Linguistically Conditioned Semantic Textual Similarity

Published 6 Jun 2024 in cs.CL and cs.AI | (2406.03673v1)

Abstract: Semantic textual similarity (STS) is a fundamental NLP task that measures the semantic similarity between a pair of sentences. In order to reduce the inherent ambiguity posed from the sentences, a recent work called Conditional STS (C-STS) has been proposed to measure the sentences' similarity conditioned on a certain aspect. Despite the popularity of C-STS, we find that the current C-STS dataset suffers from various issues that could impede proper evaluation on this task. In this paper, we reannotate the C-STS validation set and observe an annotator discrepancy on 55% of the instances resulting from the annotation errors in the original label, ill-defined conditions, and the lack of clarity in the task definition. After a thorough dataset analysis, we improve the C-STS task by leveraging the models' capability to understand the conditions under a QA task setting. With the generated answers, we present an automatic error identification pipeline that is able to identify annotation errors from the C-STS data with over 80% F1 score. We also propose a new method that largely improves the performance over baselines on the C-STS data by training the models with the answers. Finally we discuss the conditionality annotation based on the typed-feature structure (TFS) of entity types. We show in examples that the TFS is able to provide a linguistic foundation for constructing C-STS data with new conditions.

Abstract PDF HTML Upgrade to Chat

Summary

The paper introduces a QA-based framework to reannotate Conditional STS datasets, addressing annotation errors.
It adapts a typed-feature structure for robust linguistic condition definitions, improving task clarity.
Results achieve over 80% F1 in error detection and demonstrate marked improvements in model performance compared to baselines.

The paper "Linguistically Conditioned Semantic Textual Similarity" addresses the Semantic Textual Similarity (STS) task, which evaluates how semantically similar two sentences are.
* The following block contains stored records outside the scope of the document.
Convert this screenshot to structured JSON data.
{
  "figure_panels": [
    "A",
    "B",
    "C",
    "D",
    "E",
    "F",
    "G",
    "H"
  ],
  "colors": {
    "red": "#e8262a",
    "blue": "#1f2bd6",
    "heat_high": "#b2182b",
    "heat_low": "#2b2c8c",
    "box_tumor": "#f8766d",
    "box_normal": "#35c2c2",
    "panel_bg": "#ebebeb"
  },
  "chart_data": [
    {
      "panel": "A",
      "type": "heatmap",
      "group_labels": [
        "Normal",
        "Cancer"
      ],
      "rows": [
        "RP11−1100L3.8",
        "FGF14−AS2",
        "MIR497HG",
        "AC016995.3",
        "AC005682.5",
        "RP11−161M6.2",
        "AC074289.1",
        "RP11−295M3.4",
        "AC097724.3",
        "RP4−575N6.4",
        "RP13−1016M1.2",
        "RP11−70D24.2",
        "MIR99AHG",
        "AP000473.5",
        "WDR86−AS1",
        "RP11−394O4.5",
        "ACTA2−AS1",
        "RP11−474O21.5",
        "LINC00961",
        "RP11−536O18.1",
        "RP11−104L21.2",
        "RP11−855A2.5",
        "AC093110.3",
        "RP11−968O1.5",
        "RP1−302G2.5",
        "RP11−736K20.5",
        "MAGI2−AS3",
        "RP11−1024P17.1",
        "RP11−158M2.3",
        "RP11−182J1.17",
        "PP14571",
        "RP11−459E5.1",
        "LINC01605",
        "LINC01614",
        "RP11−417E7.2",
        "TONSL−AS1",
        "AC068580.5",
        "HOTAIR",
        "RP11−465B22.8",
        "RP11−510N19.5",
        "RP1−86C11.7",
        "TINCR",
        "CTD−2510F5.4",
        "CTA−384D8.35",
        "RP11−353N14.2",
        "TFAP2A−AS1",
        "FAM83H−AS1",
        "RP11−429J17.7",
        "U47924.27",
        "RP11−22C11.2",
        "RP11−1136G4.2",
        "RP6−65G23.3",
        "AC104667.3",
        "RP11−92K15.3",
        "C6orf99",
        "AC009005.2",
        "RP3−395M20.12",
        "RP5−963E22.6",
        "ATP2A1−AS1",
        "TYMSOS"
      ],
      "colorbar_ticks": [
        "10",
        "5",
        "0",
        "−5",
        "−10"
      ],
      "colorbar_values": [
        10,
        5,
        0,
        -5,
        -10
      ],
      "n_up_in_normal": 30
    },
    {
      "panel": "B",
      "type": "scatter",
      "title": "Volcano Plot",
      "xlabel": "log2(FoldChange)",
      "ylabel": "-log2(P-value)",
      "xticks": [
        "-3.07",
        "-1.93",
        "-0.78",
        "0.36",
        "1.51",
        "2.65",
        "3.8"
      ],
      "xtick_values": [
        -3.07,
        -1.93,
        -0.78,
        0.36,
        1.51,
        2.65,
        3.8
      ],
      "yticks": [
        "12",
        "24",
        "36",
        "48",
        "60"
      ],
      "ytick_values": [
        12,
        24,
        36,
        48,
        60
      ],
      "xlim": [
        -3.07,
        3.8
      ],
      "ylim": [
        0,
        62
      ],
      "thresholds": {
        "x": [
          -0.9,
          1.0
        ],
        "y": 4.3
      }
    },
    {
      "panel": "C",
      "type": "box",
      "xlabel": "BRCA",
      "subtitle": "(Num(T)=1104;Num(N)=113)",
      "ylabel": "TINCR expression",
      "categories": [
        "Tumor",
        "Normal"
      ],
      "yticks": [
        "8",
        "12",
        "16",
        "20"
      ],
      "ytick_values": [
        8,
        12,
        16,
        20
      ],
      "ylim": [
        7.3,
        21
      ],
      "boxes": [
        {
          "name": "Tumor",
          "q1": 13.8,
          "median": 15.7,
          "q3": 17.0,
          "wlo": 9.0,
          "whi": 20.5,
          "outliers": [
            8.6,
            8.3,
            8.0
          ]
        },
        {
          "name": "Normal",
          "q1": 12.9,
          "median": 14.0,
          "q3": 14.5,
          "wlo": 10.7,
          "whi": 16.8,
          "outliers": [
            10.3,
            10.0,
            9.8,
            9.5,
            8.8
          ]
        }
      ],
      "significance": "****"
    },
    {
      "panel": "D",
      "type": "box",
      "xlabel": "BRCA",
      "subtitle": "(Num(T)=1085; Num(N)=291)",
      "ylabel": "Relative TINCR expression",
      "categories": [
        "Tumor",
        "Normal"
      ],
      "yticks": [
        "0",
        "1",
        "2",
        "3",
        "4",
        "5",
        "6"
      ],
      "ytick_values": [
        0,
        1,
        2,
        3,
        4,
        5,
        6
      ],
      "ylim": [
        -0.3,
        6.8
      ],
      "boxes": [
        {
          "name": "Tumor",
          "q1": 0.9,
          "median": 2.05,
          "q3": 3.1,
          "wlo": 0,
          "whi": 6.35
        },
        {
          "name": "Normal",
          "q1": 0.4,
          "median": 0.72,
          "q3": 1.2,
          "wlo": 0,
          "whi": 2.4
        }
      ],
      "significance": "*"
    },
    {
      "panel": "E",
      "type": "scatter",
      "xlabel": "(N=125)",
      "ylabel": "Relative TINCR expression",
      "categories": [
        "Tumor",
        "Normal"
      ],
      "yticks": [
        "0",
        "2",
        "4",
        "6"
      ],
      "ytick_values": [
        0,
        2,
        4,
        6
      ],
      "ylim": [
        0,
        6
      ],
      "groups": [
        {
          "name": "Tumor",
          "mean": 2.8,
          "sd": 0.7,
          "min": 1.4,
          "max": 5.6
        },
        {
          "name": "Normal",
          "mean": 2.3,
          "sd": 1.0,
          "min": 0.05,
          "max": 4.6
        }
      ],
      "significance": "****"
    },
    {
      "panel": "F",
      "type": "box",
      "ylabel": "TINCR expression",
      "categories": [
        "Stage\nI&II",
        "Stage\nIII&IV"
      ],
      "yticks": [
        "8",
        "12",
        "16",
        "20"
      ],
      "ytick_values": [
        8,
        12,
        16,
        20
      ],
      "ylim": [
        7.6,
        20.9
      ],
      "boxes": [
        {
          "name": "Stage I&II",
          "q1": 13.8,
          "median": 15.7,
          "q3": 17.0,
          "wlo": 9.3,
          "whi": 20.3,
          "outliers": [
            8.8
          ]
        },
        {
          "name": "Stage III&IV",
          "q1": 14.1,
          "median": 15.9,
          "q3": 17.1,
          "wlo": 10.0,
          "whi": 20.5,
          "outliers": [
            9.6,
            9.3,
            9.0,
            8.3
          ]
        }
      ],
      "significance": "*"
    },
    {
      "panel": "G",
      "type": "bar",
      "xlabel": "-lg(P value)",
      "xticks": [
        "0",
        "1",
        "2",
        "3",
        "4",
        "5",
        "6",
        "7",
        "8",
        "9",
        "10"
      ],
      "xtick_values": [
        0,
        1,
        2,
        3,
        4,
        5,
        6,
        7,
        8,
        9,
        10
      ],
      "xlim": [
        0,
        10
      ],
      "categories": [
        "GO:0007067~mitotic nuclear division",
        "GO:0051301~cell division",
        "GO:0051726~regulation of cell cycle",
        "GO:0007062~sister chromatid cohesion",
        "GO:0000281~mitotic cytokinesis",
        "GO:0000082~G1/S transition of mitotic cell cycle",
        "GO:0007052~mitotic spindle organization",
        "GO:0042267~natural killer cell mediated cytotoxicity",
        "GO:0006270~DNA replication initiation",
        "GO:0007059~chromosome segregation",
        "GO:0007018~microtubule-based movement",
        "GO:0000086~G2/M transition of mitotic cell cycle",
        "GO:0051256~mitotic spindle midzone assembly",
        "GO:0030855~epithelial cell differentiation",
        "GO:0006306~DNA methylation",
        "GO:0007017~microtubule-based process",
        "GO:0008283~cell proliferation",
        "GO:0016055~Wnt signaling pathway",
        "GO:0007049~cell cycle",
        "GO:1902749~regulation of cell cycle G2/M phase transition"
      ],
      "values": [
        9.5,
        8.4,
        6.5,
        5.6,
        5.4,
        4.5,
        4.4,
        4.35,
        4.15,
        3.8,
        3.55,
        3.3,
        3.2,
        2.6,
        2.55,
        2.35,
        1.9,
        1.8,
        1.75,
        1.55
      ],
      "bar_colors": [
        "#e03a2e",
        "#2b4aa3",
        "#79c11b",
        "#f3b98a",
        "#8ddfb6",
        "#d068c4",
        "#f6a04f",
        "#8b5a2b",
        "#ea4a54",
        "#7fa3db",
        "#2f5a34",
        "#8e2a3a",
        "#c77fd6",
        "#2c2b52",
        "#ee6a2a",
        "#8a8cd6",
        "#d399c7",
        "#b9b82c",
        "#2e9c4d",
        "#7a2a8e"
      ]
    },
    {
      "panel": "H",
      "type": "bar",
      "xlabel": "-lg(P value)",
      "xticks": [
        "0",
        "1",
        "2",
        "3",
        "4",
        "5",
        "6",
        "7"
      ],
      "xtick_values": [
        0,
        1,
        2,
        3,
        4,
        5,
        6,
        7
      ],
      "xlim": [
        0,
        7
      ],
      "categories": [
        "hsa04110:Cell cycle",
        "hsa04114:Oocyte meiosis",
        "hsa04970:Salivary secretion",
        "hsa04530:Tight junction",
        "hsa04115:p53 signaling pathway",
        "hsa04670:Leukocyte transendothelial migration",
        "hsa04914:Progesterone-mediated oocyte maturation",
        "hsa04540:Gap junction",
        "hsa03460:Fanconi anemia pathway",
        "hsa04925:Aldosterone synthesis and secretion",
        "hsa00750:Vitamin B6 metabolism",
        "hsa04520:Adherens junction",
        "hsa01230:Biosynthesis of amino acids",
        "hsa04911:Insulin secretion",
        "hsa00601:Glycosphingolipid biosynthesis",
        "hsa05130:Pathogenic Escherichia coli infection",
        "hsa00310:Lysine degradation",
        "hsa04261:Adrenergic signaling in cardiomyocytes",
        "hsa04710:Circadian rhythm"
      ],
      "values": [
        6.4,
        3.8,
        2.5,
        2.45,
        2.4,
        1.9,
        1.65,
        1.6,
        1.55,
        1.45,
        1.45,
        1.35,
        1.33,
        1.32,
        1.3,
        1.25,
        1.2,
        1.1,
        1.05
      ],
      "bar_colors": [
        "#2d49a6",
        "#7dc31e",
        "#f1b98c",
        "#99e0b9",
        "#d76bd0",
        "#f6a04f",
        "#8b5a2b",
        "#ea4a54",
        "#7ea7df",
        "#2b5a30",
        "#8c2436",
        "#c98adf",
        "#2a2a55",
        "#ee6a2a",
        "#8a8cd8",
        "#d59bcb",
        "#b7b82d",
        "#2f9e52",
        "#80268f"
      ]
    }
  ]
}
Recognizing that existing measures can be ambiguous, the authors explore Conditional STS (C-STS), which assesses similarity conditioned on specific aspects. They identify numerous issues with the current C-STS dataset, such as annotation errors, ill-defined conditions, and ambiguous task definitions.

The authors undertake a reannotation of the C-STS validation set, revealing an annotator discrepancy in 55% of cases. These discrepancies stem from errors in the original labels, unclear condition definitions, and an overall lack of task clarity. To address these issues, they propose a novel approach by adapting the task to a Question-Answering (QA) framework.

The new methodology involves generating answers based on the conditions, which then helps in training models. This QA framework facilitates an automatic error identification pipeline, achieving over 80% F1 score in identifying annotation errors. This significant improvement underscores the effectiveness of their approach in refining the evaluation process for C-STS.

Furthermore, the paper introduces a new training method that leverages the generated answers, leading to marked enhancements in model performance when compared to existing baselines. The authors also explore conditionality annotation using the typed-feature structure (TFS) of entity types. They demonstrate through examples that TFS can provide a robust linguistic foundation for defining conditions in C-STS data.

In summary, the paper not only highlights critical issues in the current C-STS datasets but also offers innovative solutions to improve dataset quality and model performance. The integration of QA task settings and TFS-based annotations represents a significant advancement in the STS domain.